Projected 2021 Baylor
|QB||Gerry Bohanon (Jr.)||F||Ryan Miller (Sr.)|
|RB||Trestan Ebner (Sr.)||N||Siaki Ika (So.)|
|WR||R.J. Sneed (Sr.)||E||T.J. Franklin (Jr.)|
|WR||Gavin Holmes (Jr.)||JACK||Ashton Logan (Sr.)|
|WR||Tyquan Thornton (Sr.)||MLB||Dillon Doyle (Jr.)|
|TE||Ben Sims (Jr.)||WLB||Terrell Bernard (Sr.)|
|LT||Connor Galvin (Sr.)||STAR||Jalen Pitre (Sr.)|
|LG||Xavier Newman-Johnson (Sr.)||CB||Raleigh Texada (Sr.)|
|C||Grant Miller (Sr.)||S||J.T. Woods (Sr.)|
|RG||Mose Jeffrey (Sr.)||S||Christian Morgan (Sr.)|
|RT||Gavin Byers (So.)||CB||Kalon Barnes (Sr.)|
The Offense Should Show Some Improvement
Baylor posted some of the worst offensive numbers in the country in 2020, ranking 101st nationally in points per game. With new offensive coordinator Jeff Grimes coming to rebuild the offense, there should be enough returning talent on hand for the unit to makes some strides. That includes wideout R.J. Sneed and running back Trestan Ebner, who both combined to be Baylor’s top two receivers last season.
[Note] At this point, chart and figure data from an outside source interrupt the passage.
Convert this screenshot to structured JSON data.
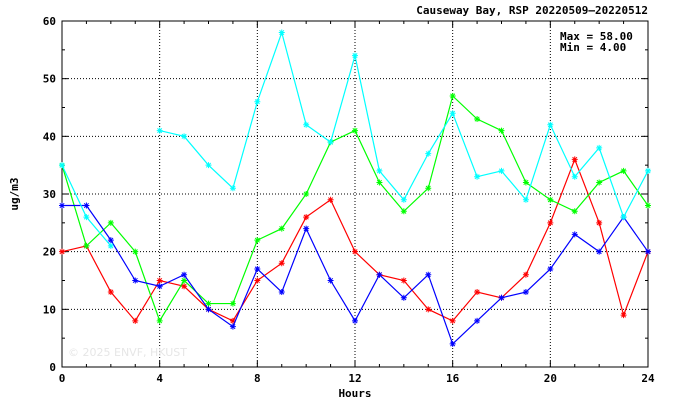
{
  "chart_data": {
    "type": "line",
    "title": "Causeway Bay, RSP 20220509–20220512",
    "xlabel": "Hours",
    "ylabel": "ug/m3",
    "xlim": [
      0,
      24
    ],
    "ylim": [
      0,
      60
    ],
    "x_ticks": [
      0,
      4,
      8,
      12,
      16,
      20,
      24
    ],
    "y_ticks": [
      0,
      10,
      20,
      30,
      40,
      50,
      60
    ],
    "grid": true,
    "stats": {
      "max": "Max = 58.00",
      "min": "Min =  4.00"
    },
    "watermark": "© 2025  ENVF, HKUST",
    "x": [
      0,
      1,
      2,
      3,
      4,
      5,
      6,
      7,
      8,
      9,
      10,
      11,
      12,
      13,
      14,
      15,
      16,
      17,
      18,
      19,
      20,
      21,
      22,
      23,
      24
    ],
    "series": [
      {
        "color": "#ff0000",
        "values": [
          20,
          21,
          13,
          8,
          15,
          14,
          10,
          8,
          15,
          18,
          26,
          29,
          20,
          16,
          15,
          10,
          8,
          13,
          12,
          16,
          25,
          36,
          25,
          9,
          20
        ]
      },
      {
        "color": "#00ff00",
        "values": [
          35,
          21,
          25,
          20,
          8,
          15,
          11,
          11,
          22,
          24,
          30,
          39,
          41,
          32,
          27,
          31,
          47,
          43,
          41,
          32,
          29,
          27,
          32,
          34,
          28
        ]
      },
      {
        "color": "#0000ff",
        "values": [
          28,
          28,
          22,
          15,
          14,
          16,
          10,
          7,
          17,
          13,
          24,
          15,
          8,
          16,
          12,
          16,
          4,
          8,
          12,
          13,
          17,
          23,
          20,
          26,
          20
        ]
      },
      {
        "color": "#00ffff",
        "values": [
          35,
          26,
          21,
          null,
          41,
          40,
          35,
          31,
          46,
          58,
          42,
          39,
          54,
          34,
          29,
          37,
          44,
          33,
          34,
          29,
          42,
          33,
          38,
          26,
          34
        ]
      }
    ]
  }
}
Settling on a quarterback will continue to remain on Grimes’ to-do list, but junior Gerry Bohanon had some good moments in Baylor’s spring game. He can do enough both through the air and on the ground that the offense will be in good hands if is indeed named the starter. No matter who starts behind center, the offensive line looks to be a definite work in progress, but, overall, new staff additions should lift the play of this unit from the year before.
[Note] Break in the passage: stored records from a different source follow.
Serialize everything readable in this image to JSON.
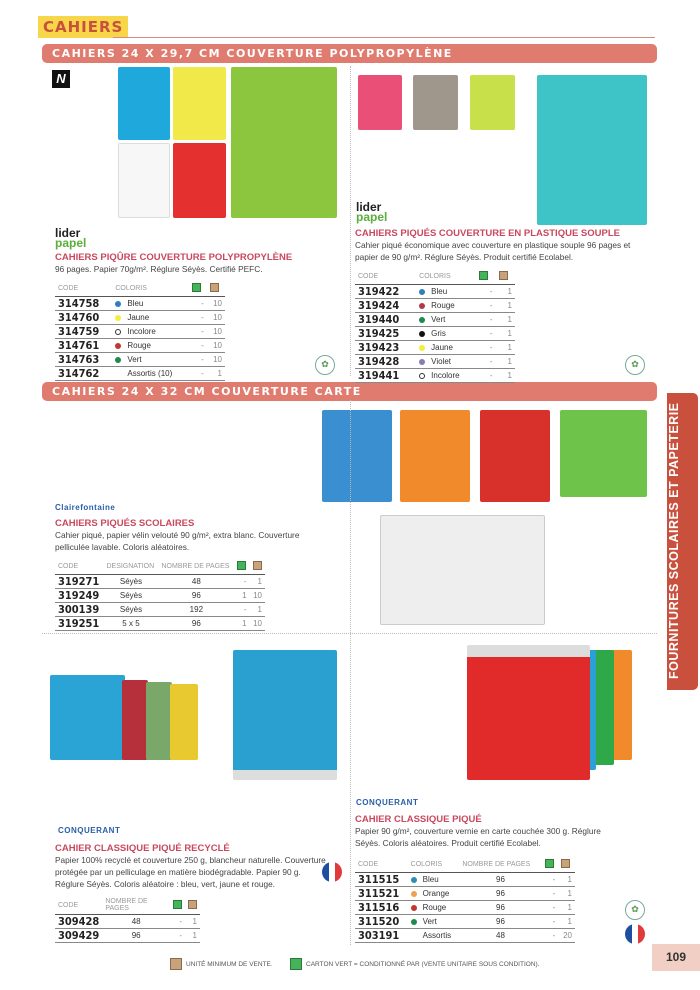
{
  "category": "CAHIERS",
  "side_tab": "FOURNITURES SCOLAIRES ET PAPETERIE",
  "page_number": "109",
  "sections": [
    {
      "title": "CAHIERS 24 X 29,7 CM COUVERTURE POLYPROPYLÈNE"
    },
    {
      "title": "CAHIERS 24 X 32 CM COUVERTURE CARTE"
    }
  ],
  "new_badge": "N",
  "logos": {
    "lider_1": "lider",
    "lider_2": "papel",
    "clairefontaine": "Clairefontaine",
    "conquerant": "CONQUERANT"
  },
  "eco_label": "Ecolabel",
  "colors": {
    "accent": "#e07b6f",
    "title": "#c9485e",
    "side": "#c9503d",
    "category_bg": "#f7d64a"
  },
  "products": [
    {
      "title": "CAHIERS PIQÛRE COUVERTURE POLYPROPYLÈNE",
      "desc": "96 pages. Papier 70g/m². Réglure Séyès. Certifié PEFC.",
      "headers": [
        "CODE",
        "COLORIS",
        "",
        ""
      ],
      "rows": [
        [
          "314758",
          "Bleu",
          "-",
          "10",
          "#2d7fc0"
        ],
        [
          "314760",
          "Jaune",
          "-",
          "10",
          "#f4ef3a"
        ],
        [
          "314759",
          "Incolore",
          "-",
          "10",
          ""
        ],
        [
          "314761",
          "Rouge",
          "-",
          "10",
          "#c0392b"
        ],
        [
          "314763",
          "Vert",
          "-",
          "10",
          "#1f8a4c"
        ],
        [
          "314762",
          "Assortis (10)",
          "-",
          "1",
          "none"
        ]
      ]
    },
    {
      "title": "CAHIERS PIQUÉS COUVERTURE EN PLASTIQUE SOUPLE",
      "desc": "Cahier piqué économique avec couverture en plastique souple 96 pages et papier de 90 g/m². Réglure Séyès. Produit certifié Ecolabel.",
      "headers": [
        "CODE",
        "COLORIS",
        "",
        ""
      ],
      "rows": [
        [
          "319422",
          "Bleu",
          "-",
          "1",
          "#2d7fc0"
        ],
        [
          "319424",
          "Rouge",
          "-",
          "1",
          "#b03a4a"
        ],
        [
          "319440",
          "Vert",
          "-",
          "1",
          "#1f8a4c"
        ],
        [
          "319425",
          "Gris",
          "-",
          "1",
          "#111111"
        ],
        [
          "319423",
          "Jaune",
          "-",
          "1",
          "#f4ef3a"
        ],
        [
          "319428",
          "Violet",
          "-",
          "1",
          "#8a7ab8"
        ],
        [
          "319441",
          "Incolore",
          "-",
          "1",
          ""
        ]
      ]
    },
    {
      "title": "CAHIERS PIQUÉS SCOLAIRES",
      "desc": "Cahier piqué, papier vélin velouté 90 g/m², extra blanc. Couverture pelliculée lavable. Coloris aléatoires.",
      "headers": [
        "CODE",
        "DESIGNATION",
        "NOMBRE DE PAGES",
        "",
        ""
      ],
      "rows": [
        [
          "319271",
          "Séyès",
          "48",
          "-",
          "1"
        ],
        [
          "319249",
          "Séyès",
          "96",
          "1",
          "10"
        ],
        [
          "300139",
          "Séyès",
          "192",
          "-",
          "1"
        ],
        [
          "319251",
          "5 x 5",
          "96",
          "1",
          "10"
        ]
      ]
    },
    {
      "title": "CAHIER CLASSIQUE PIQUÉ RECYCLÉ",
      "desc": "Papier 100% recyclé et couverture 250 g, blancheur naturelle. Couverture protégée par un pelliculage en matière biodégradable. Papier 90 g. Réglure Séyès. Coloris aléatoire : bleu, vert, jaune et rouge.",
      "headers": [
        "CODE",
        "NOMBRE DE PAGES",
        "",
        ""
      ],
      "rows": [
        [
          "309428",
          "48",
          "-",
          "1"
        ],
        [
          "309429",
          "96",
          "-",
          "1"
        ]
      ]
    },
    {
      "title": "CAHIER CLASSIQUE PIQUÉ",
      "desc": "Papier 90 g/m², couverture vernie en carte couchée 300 g. Réglure Séyès. Coloris aléatoires. Produit certifié Ecolabel.",
      "headers": [
        "CODE",
        "COLORIS",
        "NOMBRE DE PAGES",
        "",
        ""
      ],
      "rows": [
        [
          "311515",
          "Bleu",
          "96",
          "-",
          "1",
          "#2d8fb0"
        ],
        [
          "311521",
          "Orange",
          "96",
          "-",
          "1",
          "#f0a050"
        ],
        [
          "311516",
          "Rouge",
          "96",
          "-",
          "1",
          "#c0392b"
        ],
        [
          "311520",
          "Vert",
          "96",
          "-",
          "1",
          "#1f8a4c"
        ],
        [
          "303191",
          "Assortis",
          "48",
          "-",
          "20",
          "none"
        ]
      ]
    }
  ],
  "footer": {
    "min_unit": "UNITÉ MINIMUM DE VENTE.",
    "green_carton": "CARTON VERT = CONDITIONNÉ PAR (VENTE UNITAIRE SOUS CONDITION)."
  }
}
How Far Can The Defense Carry This Team?
The Bears have leaned on their defense in recent years, and 2021 likely won’t buck that trend. They had the second best pass defense in the conference last year, and with ten starters back, Baylor should again have an above average Big 12 defense, as Aranda appears to have put his stamp on this team by really developing players on this side of the ball. That occurred last season despite serious inexperience with the unit overall.
Now, the two deep looks to be chalk full of upperclassmen, and LSU transfer Siaki Ika should come in to hopefully provide a major presence up the middle. As the offense starts to get under its feet, however, can the Baylor defense step up to keep teams off the scoreboard? If a defense that gave up 29.2 points per game last year can take measurable steps forward, it would be a boon for Aranda in his second year.
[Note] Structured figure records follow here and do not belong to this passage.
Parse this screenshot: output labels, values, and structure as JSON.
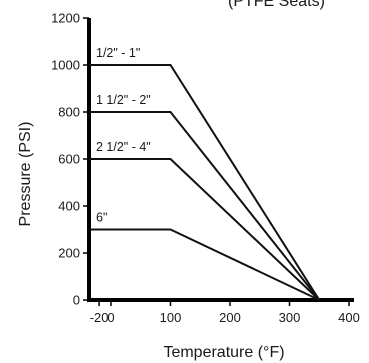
{
  "chart_data": {
    "type": "line",
    "title": "(PTFE Seats)",
    "xlabel": "Temperature (°F)",
    "ylabel": "Pressure (PSI)",
    "xlim": [
      -20,
      400
    ],
    "ylim": [
      0,
      1200
    ],
    "x_ticks": [
      -20,
      0,
      100,
      200,
      300,
      400
    ],
    "y_ticks": [
      0,
      200,
      400,
      600,
      800,
      1000,
      1200
    ],
    "grid": false,
    "colors": {
      "axis": "#000000",
      "line": "#111111"
    },
    "series": [
      {
        "name": "1/2\" - 1\"",
        "x": [
          -20,
          100,
          350
        ],
        "y": [
          1000,
          1000,
          0
        ]
      },
      {
        "name": "1 1/2\" - 2\"",
        "x": [
          -20,
          100,
          350
        ],
        "y": [
          800,
          800,
          0
        ]
      },
      {
        "name": "2 1/2\" - 4\"",
        "x": [
          -20,
          100,
          350
        ],
        "y": [
          600,
          600,
          0
        ]
      },
      {
        "name": "6\"",
        "x": [
          -20,
          100,
          350
        ],
        "y": [
          300,
          300,
          0
        ]
      }
    ]
  }
}
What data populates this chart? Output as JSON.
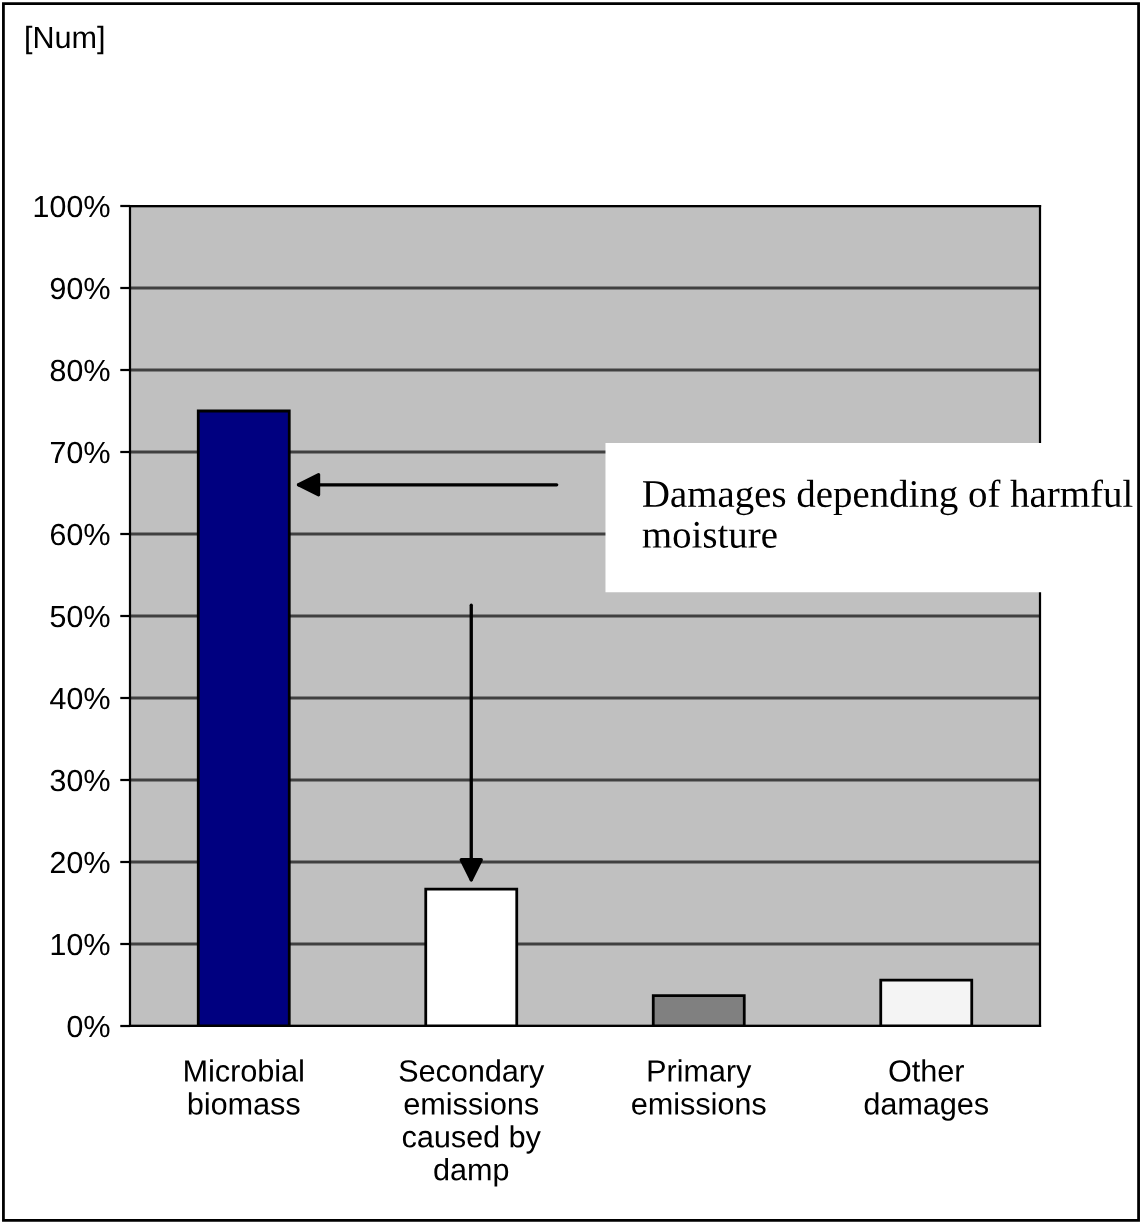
{
  "chart_data": {
    "type": "bar",
    "categories": [
      "Microbial\nbiomass",
      "Secondary\nemissions\ncaused by\ndamp",
      "Primary\nemissions",
      "Other\ndamages"
    ],
    "values": [
      75,
      16.7,
      3.7,
      5.6
    ],
    "colors": [
      "#000080",
      "#ffffff",
      "#808080",
      "#f4f4f4"
    ],
    "ylim": [
      0,
      100
    ],
    "yticks": [
      {
        "value": 0,
        "label": "0%"
      },
      {
        "value": 10,
        "label": "10%"
      },
      {
        "value": 20,
        "label": "20%"
      },
      {
        "value": 30,
        "label": "30%"
      },
      {
        "value": 40,
        "label": "40%"
      },
      {
        "value": 50,
        "label": "50%"
      },
      {
        "value": 60,
        "label": "60%"
      },
      {
        "value": 70,
        "label": "70%"
      },
      {
        "value": 80,
        "label": "80%"
      },
      {
        "value": 90,
        "label": "90%"
      },
      {
        "value": 100,
        "label": "100%"
      }
    ],
    "grid": "y",
    "legend": false,
    "annotations": [
      "[Num]",
      "Damages depending of harmful moisture"
    ]
  }
}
Baylor Is Still Developing An Identity Under Aranda
Baylor saw a lot of change from 2019 to 2020, both in terms of staff turnover and personnel. Had the Bears played a full non-conference slate last season, they likely could have finished 5-7, which would look much better for a first year head coach who’s still probably figuring out how to run a DI football program. Heading into 2021, it still feels like there’s a sense of transition with this team from top to bottom, and we may not really know what to expect out of Baylor under Aranda until this season plays itself out.